Chips in Brains: Are We Ready?

Neuralink announced their first successful brain chip implantation in a human. Are policy-makers ready for what’s next?

Ebani Dhawan
3 min readJan 31, 2024
Image: Neuralink

Yesterday marked a big milestone Elon Musk’s ‘Neuralink’ — they successfully implanted their wireless brain chip into a human for the first time.

Although not the first team to do so (see: restoration of walking after paralysis), Neuralink joins a small group of companies and academics developing brain-computer interfaces that have completed at least one successful brain chip implant.

Brain-computer interfaces (BCIs) are computer-based systems that interact with our brain and spinal cord and directly connect it with an external device. Neuralink’s BCI device is made up of a chip and electrode arrays of over 1000 thin and flexible conductors that is threaded into the cerebral cortex. The goal, right now, is to allow individuals with neurological disorders (e.g. paralysis, vision loss) become independent once again.

Image: Neuralink

The actual success of this clinical trial can only be seen in the next few years. However, what cannot wait is the regulation of such neurotechnology. Neurotechnology may be in its early stages, but if we wait to think about policy when BCIs are socially entrenched, it may be too late.

This medical device does what no other has done before: blur the fine line separating the natural body (the brain) and technology. We will need to reckon with is the question of what it means to be an autonomous human. Firstly, though, we need to address the major privacy and cybersecurity concerns associated with neurotech.

Privacy

BCIs threaten to publicise our most intimate biodata — neural data. When our thoughts are no longer private, it implies we no longer have the capacity to influence our own actions and intentions, affecting our sense of agency. Losing the ability to keep information confidential undermines what it means to be a free society, a democracy and have human rights.

Neural data has largely remained out of American data privacy legislation. This month, in January 2024, Colorado introduced a bill to amend their privacy legislation and include “biological data”, specifically defining this term to include “neural data”. This legislation is the first of its kind in the United States, and hopefully will set the precedent for future federal and state privacy bills.

The news of Neuralink’s milestone needs to push regulators into discussing neural data privacy, and its associated security.

Cybersecurity

As more and more neural data becomes easily accessible via BCIs, data privacy increasingly relies on effective cybersecurity implementation. At the end of 2023, the direct-to-consumer genetics company 23&Me admitted to a data breach where hackers accessed genetic data of 7 million users — half of its total user base. This data was then publicised and sold on the dark web for a few dollars per genetic profile, with hackers boasting that they had accounts of those who were “Ashkenazi Jews”, “broadly European” or “broadly Arabian.”

Neural data and genetic data are both unique to their owner, and thus have real potential to cause significant harm if it finds its way in the wrong hands. What happens when our neural data is hacked? What can you learn from it? Having access to one’s brain activity can be seen as analogous to mind-reading.
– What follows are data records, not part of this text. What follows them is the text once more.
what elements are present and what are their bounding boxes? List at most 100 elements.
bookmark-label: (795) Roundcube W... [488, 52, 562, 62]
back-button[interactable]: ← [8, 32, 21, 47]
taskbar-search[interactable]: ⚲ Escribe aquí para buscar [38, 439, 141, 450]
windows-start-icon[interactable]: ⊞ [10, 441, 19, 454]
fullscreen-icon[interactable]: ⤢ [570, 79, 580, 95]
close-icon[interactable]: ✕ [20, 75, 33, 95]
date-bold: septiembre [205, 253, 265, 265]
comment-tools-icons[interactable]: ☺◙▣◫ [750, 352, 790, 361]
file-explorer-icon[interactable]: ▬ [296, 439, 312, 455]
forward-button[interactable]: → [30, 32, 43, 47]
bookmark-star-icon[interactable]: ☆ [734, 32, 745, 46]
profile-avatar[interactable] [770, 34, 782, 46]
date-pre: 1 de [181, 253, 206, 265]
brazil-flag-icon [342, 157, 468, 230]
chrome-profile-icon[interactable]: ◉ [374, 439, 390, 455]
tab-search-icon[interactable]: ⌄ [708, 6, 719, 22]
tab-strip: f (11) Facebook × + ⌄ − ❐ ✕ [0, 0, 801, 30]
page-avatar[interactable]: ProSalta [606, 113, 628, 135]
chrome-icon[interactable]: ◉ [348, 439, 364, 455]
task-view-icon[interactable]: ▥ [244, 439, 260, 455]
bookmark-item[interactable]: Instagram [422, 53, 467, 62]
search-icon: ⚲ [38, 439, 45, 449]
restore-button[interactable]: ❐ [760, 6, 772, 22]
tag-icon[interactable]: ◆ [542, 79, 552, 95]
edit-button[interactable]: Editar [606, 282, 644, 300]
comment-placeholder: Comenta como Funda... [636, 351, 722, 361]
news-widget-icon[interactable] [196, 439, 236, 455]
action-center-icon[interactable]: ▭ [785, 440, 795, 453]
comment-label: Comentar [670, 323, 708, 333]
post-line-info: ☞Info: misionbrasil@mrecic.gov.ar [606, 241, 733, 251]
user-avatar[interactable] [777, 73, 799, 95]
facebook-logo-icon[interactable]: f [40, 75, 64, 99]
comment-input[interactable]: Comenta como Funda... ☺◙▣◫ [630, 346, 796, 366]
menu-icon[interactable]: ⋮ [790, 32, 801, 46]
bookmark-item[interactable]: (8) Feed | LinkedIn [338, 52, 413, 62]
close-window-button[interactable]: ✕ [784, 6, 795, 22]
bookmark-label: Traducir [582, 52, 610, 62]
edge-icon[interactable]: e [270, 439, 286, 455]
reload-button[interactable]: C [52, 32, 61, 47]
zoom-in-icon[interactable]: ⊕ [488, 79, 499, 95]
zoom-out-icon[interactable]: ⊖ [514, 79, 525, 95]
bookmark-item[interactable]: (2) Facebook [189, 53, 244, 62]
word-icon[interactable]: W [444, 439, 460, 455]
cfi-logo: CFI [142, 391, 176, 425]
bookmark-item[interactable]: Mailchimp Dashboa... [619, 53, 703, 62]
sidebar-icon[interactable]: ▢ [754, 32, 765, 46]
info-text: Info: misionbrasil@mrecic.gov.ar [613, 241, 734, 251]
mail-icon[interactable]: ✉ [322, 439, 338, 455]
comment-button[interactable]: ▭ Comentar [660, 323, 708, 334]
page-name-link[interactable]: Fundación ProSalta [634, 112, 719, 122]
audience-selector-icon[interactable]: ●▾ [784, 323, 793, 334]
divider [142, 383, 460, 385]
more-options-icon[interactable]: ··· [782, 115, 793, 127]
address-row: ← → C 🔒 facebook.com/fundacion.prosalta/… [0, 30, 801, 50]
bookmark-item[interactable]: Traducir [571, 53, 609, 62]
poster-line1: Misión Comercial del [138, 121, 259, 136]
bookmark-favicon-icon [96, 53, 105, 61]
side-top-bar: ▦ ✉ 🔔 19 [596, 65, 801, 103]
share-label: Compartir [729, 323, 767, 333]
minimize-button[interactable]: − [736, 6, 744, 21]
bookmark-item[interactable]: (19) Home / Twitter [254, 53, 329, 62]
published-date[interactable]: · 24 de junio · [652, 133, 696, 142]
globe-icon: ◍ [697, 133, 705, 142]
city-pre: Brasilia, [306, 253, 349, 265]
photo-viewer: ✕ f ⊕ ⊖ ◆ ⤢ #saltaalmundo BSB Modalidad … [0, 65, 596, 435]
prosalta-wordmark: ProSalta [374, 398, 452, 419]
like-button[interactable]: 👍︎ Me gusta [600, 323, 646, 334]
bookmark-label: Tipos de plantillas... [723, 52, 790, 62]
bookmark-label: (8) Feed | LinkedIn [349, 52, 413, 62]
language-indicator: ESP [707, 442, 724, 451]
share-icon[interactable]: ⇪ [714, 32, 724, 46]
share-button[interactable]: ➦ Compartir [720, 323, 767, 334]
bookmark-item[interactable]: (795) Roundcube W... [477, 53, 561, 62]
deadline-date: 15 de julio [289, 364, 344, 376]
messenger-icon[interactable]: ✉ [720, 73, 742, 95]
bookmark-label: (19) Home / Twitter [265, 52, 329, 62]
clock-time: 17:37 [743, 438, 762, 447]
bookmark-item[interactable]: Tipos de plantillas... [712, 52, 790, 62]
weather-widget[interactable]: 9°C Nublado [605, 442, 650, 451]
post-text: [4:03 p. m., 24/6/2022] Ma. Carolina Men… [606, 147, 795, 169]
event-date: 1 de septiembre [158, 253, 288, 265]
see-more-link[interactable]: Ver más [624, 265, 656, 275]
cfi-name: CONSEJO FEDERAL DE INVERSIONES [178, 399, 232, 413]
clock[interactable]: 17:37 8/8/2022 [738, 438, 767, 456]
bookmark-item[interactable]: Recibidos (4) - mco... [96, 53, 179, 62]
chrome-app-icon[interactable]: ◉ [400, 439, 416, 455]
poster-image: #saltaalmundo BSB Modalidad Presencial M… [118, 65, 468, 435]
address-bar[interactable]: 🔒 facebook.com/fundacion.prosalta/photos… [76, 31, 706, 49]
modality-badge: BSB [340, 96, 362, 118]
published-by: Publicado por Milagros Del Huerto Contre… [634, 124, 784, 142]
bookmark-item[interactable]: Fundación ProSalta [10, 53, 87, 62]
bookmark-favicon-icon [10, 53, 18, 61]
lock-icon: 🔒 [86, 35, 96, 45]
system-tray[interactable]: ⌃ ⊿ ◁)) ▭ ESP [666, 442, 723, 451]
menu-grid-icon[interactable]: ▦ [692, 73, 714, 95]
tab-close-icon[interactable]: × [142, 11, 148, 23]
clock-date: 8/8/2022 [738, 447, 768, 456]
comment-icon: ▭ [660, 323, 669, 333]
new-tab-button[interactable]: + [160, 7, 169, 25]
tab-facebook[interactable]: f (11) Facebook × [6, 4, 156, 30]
Studies by Martinovic et al. (2012) and Rosenfeld et al. (2006) have shown that by analyzing neural data, sensitive information can successfully revealed with a high accuracy rate, such as debit card numbers and concealed autobiographical information.

Neuralink’s goal to stimulate and inhibit neuronal activity at the individual neuron level is ideal for clinical use. But, it simultaneously introduces a lot of vulnerabilities for cyberattacks to the brain and even brain-hijacking. Policymakers can model legislation from existing genetic data protections, but need to take the brain’s complexity into account.

Neurotechnology pushes us to grapple with the age-old race: science outpacing law. Given the enigmatic nature of the brain and the speed of technological development, we really don’t know what is around the corner. That doesn’t mean we can’t be prepared for it.